Andrea reached out and squeezed Frank’s hand.

‘I’ve been wondering recently why I wanted to try and save this building. What would it matter if all his buildings disappeared? I mean lots of people die and seem to leave no trace — like Michael Church. But when you go back and scratch at the surface you find the people who knew him and who he’d meant something to or who he impacted in some way. He left traces. Then at the other extreme there are people like my father who leave behind this very tangible, physical legacy. Concrete proof that he existed, but if all his buildings went, what traces of him would remain?’
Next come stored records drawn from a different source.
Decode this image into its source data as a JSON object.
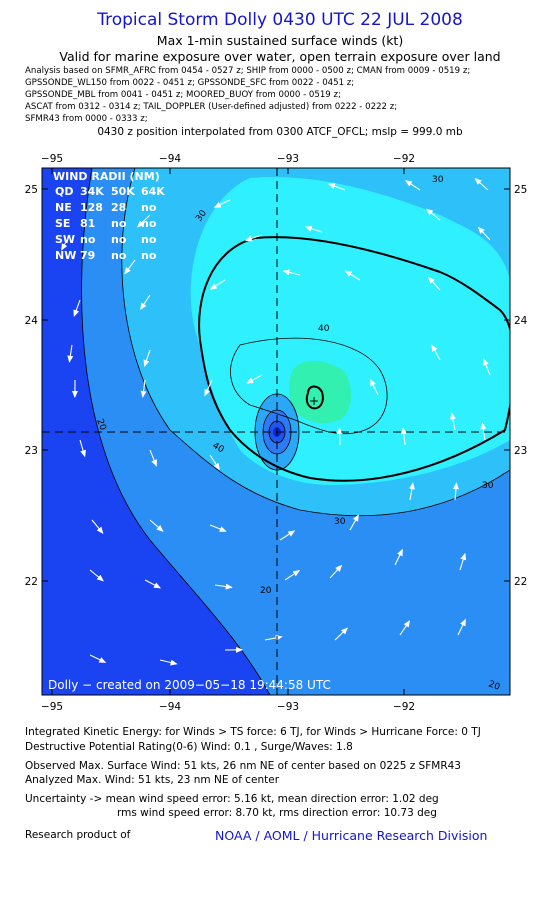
{
  "header": {
    "title": "Tropical Storm Dolly 0430 UTC 22 JUL 2008",
    "subtitle1": "Max 1-min sustained surface winds (kt)",
    "subtitle2": "Valid for marine exposure over water, open terrain exposure over land",
    "analysis_lines": [
      "Analysis based on   SFMR_AFRC from 0454 - 0527 z;  SHIP from 0000 - 0500 z;  CMAN from 0009 - 0519 z;",
      "GPSSONDE_WL150 from 0022 - 0451 z;  GPSSONDE_SFC from 0022 - 0451 z;",
      "GPSSONDE_MBL from 0041 - 0451 z;  MOORED_BUOY from 0000 - 0519 z;",
      "ASCAT from 0312 - 0314 z;  TAIL_DOPPLER (User-defined adjusted) from 0222 - 0222 z;",
      "SFMR43 from 0000 - 0333 z;"
    ],
    "position_line": "0430 z position interpolated from 0300 ATCF_OFCL; mslp = 999.0 mb"
  },
  "map": {
    "x_ticks": [
      "−95",
      "−94",
      "−93",
      "−92"
    ],
    "y_ticks": [
      "25",
      "24",
      "23",
      "22"
    ],
    "contour_labels": [
      "20",
      "30",
      "40",
      "20",
      "30",
      "40",
      "20",
      "30",
      "30"
    ],
    "credit": "Dolly − created on 2009−05−18 19:44:58 UTC",
    "center_marker": "+",
    "colors": {
      "lt20": "#1a44f2",
      "c20_30": "#2a8ef5",
      "c30_40": "#2ec0f8",
      "c40_50": "#2ef0ff",
      "gt50": "#32f0b0",
      "frame": "#000000"
    }
  },
  "wind_radii": {
    "title": "WIND RADII (NM)",
    "header": [
      "QD",
      "34K",
      "50K",
      "64K"
    ],
    "rows": [
      [
        "NE",
        "128",
        "28",
        "no"
      ],
      [
        "SE",
        "81",
        "no",
        "no"
      ],
      [
        "SW",
        "no",
        "no",
        "no"
      ],
      [
        "NW",
        "79",
        "no",
        "no"
      ]
    ]
  },
  "footer": {
    "line1": "Integrated Kinetic Energy:  for Winds > TS force: 6 TJ,  for Winds > Hurricane Force: 0 TJ",
    "line2": "Destructive Potential Rating(0-6)   Wind: 0.1 , Surge/Waves: 1.8",
    "line3": "Observed Max. Surface Wind: 51 kts, 26 nm NE of center based on 0225 z SFMR43",
    "line4": "Analyzed Max. Wind: 51 kts, 23 nm NE of center",
    "line5": "Uncertainty -> mean wind speed error: 5.16 kt,   mean direction error: 1.02 deg",
    "line6": "rms wind speed error: 8.70 kt,   rms direction error: 10.73 deg",
    "research_label": "Research product of",
    "org": "NOAA / AOML / Hurricane Research Division"
  }
}
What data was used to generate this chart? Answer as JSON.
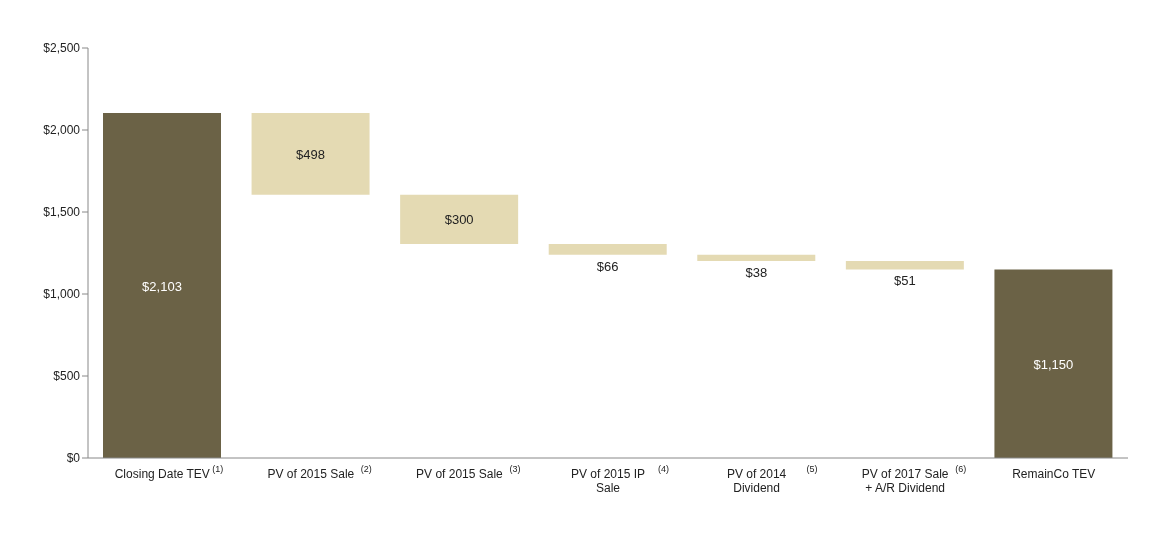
{
  "chart_data": {
    "type": "bar",
    "categories": [
      "Closing Date TEV$^{(1)}$",
      "PV of 2015 Sale$^{(2)}$",
      "PV of 2015 Sale$^{(3)}$",
      "PV of 2015 IP Sale$^{(4)}$",
      "PV of 2014 Dividend$^{(5)}$",
      "PV of 2017 Sale + A/R Dividend$^{(6)}$",
      "RemainCo TEV"
    ],
    "values": [
      2103,
      498,
      300,
      66,
      38,
      51,
      1150
    ],
    "base": [
      0,
      1605,
      1305,
      1239,
      1201,
      1150,
      0
    ],
    "colors": [
      "#6b6246",
      "#e4dab3",
      "#e4dab3",
      "#e4dab3",
      "#e4dab3",
      "#e4dab3",
      "#6b6246"
    ],
    "value_labels": [
      "$2,103",
      "$498",
      "$300",
      "$66",
      "$38",
      "$51",
      "$1,150"
    ],
    "ylim": [
      0,
      2500
    ],
    "yticks": [
      {
        "value": 0,
        "label": "$0"
      },
      {
        "value": 500,
        "label": "$500"
      },
      {
        "value": 1000,
        "label": "$1,000"
      },
      {
        "value": 1500,
        "label": "$1,500"
      },
      {
        "value": 2000,
        "label": "$2,000"
      },
      {
        "value": 2500,
        "label": "$2,500"
      }
    ],
    "grid": false,
    "legend": false
  }
}
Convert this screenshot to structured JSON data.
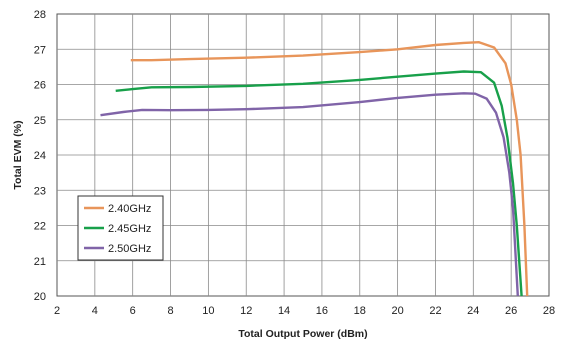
{
  "chart_data": {
    "type": "line",
    "title": "",
    "xlabel": "Total Output Power (dBm)",
    "ylabel": "Total EVM (%)",
    "xlim": [
      2,
      28
    ],
    "ylim": [
      20,
      28
    ],
    "x_ticks": [
      "2",
      "4",
      "6",
      "8",
      "10",
      "12",
      "14",
      "16",
      "18",
      "20",
      "22",
      "24",
      "26",
      "28"
    ],
    "y_ticks": [
      "20",
      "21",
      "22",
      "23",
      "24",
      "25",
      "26",
      "27",
      "28"
    ],
    "grid": true,
    "legend_position": "bottom-left",
    "series": [
      {
        "name": "2.40GHz",
        "color": "#e8955a",
        "points": [
          [
            5.9,
            26.69
          ],
          [
            7.0,
            26.69
          ],
          [
            9.0,
            26.72
          ],
          [
            12.0,
            26.76
          ],
          [
            15.0,
            26.82
          ],
          [
            18.0,
            26.92
          ],
          [
            20.0,
            27.0
          ],
          [
            22.0,
            27.12
          ],
          [
            23.5,
            27.18
          ],
          [
            24.3,
            27.2
          ],
          [
            25.1,
            27.05
          ],
          [
            25.7,
            26.6
          ],
          [
            26.0,
            26.0
          ],
          [
            26.3,
            25.0
          ],
          [
            26.5,
            24.0
          ],
          [
            26.7,
            22.0
          ],
          [
            26.85,
            20.0
          ]
        ]
      },
      {
        "name": "2.45GHz",
        "color": "#18a04a",
        "points": [
          [
            5.1,
            25.82
          ],
          [
            6.0,
            25.87
          ],
          [
            7.0,
            25.92
          ],
          [
            9.0,
            25.93
          ],
          [
            12.0,
            25.96
          ],
          [
            15.0,
            26.02
          ],
          [
            18.0,
            26.13
          ],
          [
            20.0,
            26.22
          ],
          [
            22.0,
            26.31
          ],
          [
            23.5,
            26.37
          ],
          [
            24.4,
            26.35
          ],
          [
            25.1,
            26.05
          ],
          [
            25.5,
            25.4
          ],
          [
            25.8,
            24.5
          ],
          [
            26.1,
            23.2
          ],
          [
            26.3,
            22.0
          ],
          [
            26.55,
            20.0
          ]
        ]
      },
      {
        "name": "2.50GHz",
        "color": "#8064a8",
        "points": [
          [
            4.3,
            25.13
          ],
          [
            5.5,
            25.22
          ],
          [
            6.5,
            25.28
          ],
          [
            8.0,
            25.27
          ],
          [
            10.0,
            25.28
          ],
          [
            12.0,
            25.3
          ],
          [
            15.0,
            25.36
          ],
          [
            18.0,
            25.5
          ],
          [
            20.0,
            25.62
          ],
          [
            22.0,
            25.71
          ],
          [
            23.5,
            25.75
          ],
          [
            24.1,
            25.74
          ],
          [
            24.7,
            25.6
          ],
          [
            25.2,
            25.2
          ],
          [
            25.6,
            24.5
          ],
          [
            25.9,
            23.5
          ],
          [
            26.1,
            22.5
          ],
          [
            26.35,
            20.0
          ]
        ]
      }
    ]
  }
}
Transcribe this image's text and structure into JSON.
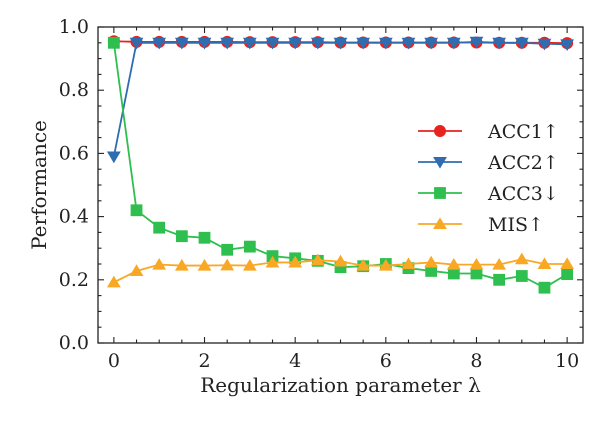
{
  "chart_data": {
    "type": "line",
    "xlabel": "Regularization parameter λ",
    "ylabel": "Performance",
    "xlim": [
      -0.35,
      10.35
    ],
    "ylim": [
      0.0,
      1.0
    ],
    "xticks": [
      0,
      2,
      4,
      6,
      8,
      10
    ],
    "yticks": [
      0.0,
      0.2,
      0.4,
      0.6,
      0.8,
      1.0
    ],
    "xtick_labels": [
      "0",
      "2",
      "4",
      "6",
      "8",
      "10"
    ],
    "ytick_labels": [
      "0.0",
      "0.2",
      "0.4",
      "0.6",
      "0.8",
      "1.0"
    ],
    "grid": false,
    "legend_position": "center-right",
    "x": [
      0,
      0.5,
      1,
      1.5,
      2,
      2.5,
      3,
      3.5,
      4,
      4.5,
      5,
      5.5,
      6,
      6.5,
      7,
      7.5,
      8,
      8.5,
      9,
      9.5,
      10
    ],
    "series": [
      {
        "name": "ACC1↑",
        "color": "#e8231f",
        "marker": "circle",
        "values": [
          0.955,
          0.953,
          0.953,
          0.953,
          0.953,
          0.953,
          0.952,
          0.952,
          0.952,
          0.952,
          0.951,
          0.951,
          0.951,
          0.951,
          0.951,
          0.951,
          0.951,
          0.95,
          0.95,
          0.95,
          0.949
        ]
      },
      {
        "name": "ACC2↑",
        "color": "#2f6db0",
        "marker": "triangle-down",
        "values": [
          0.59,
          0.95,
          0.95,
          0.95,
          0.95,
          0.95,
          0.95,
          0.95,
          0.95,
          0.95,
          0.95,
          0.95,
          0.95,
          0.95,
          0.95,
          0.95,
          0.953,
          0.95,
          0.95,
          0.947,
          0.945
        ]
      },
      {
        "name": "ACC3↓",
        "color": "#2fbf4f",
        "marker": "square",
        "values": [
          0.95,
          0.42,
          0.365,
          0.338,
          0.333,
          0.295,
          0.305,
          0.275,
          0.268,
          0.26,
          0.24,
          0.243,
          0.25,
          0.237,
          0.228,
          0.22,
          0.22,
          0.2,
          0.212,
          0.175,
          0.218
        ]
      },
      {
        "name": "MIS↑",
        "color": "#f9a825",
        "marker": "triangle-up",
        "values": [
          0.192,
          0.228,
          0.248,
          0.245,
          0.245,
          0.246,
          0.245,
          0.255,
          0.255,
          0.262,
          0.258,
          0.245,
          0.245,
          0.25,
          0.255,
          0.248,
          0.248,
          0.248,
          0.265,
          0.25,
          0.25
        ]
      }
    ]
  }
}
Andrea frowned. ‘Well, you remain.’

‘Yes I do, but he looked straight past me … and Mom. He’d grown bored of us long before. He was focused on the future; he was never really there with us in the house, in our lives. When you take away his works and all his talk about his works, he just slips through the fingers.’

Mo was walking back towards them, her face still glowing with some misplaced sense of ownership of the building.

Frank smiled at her but directed his words at Andrea. ‘I’ve no idea who he was, and this,’ he said, indicating the building, ‘never brought me any closer to knowing.’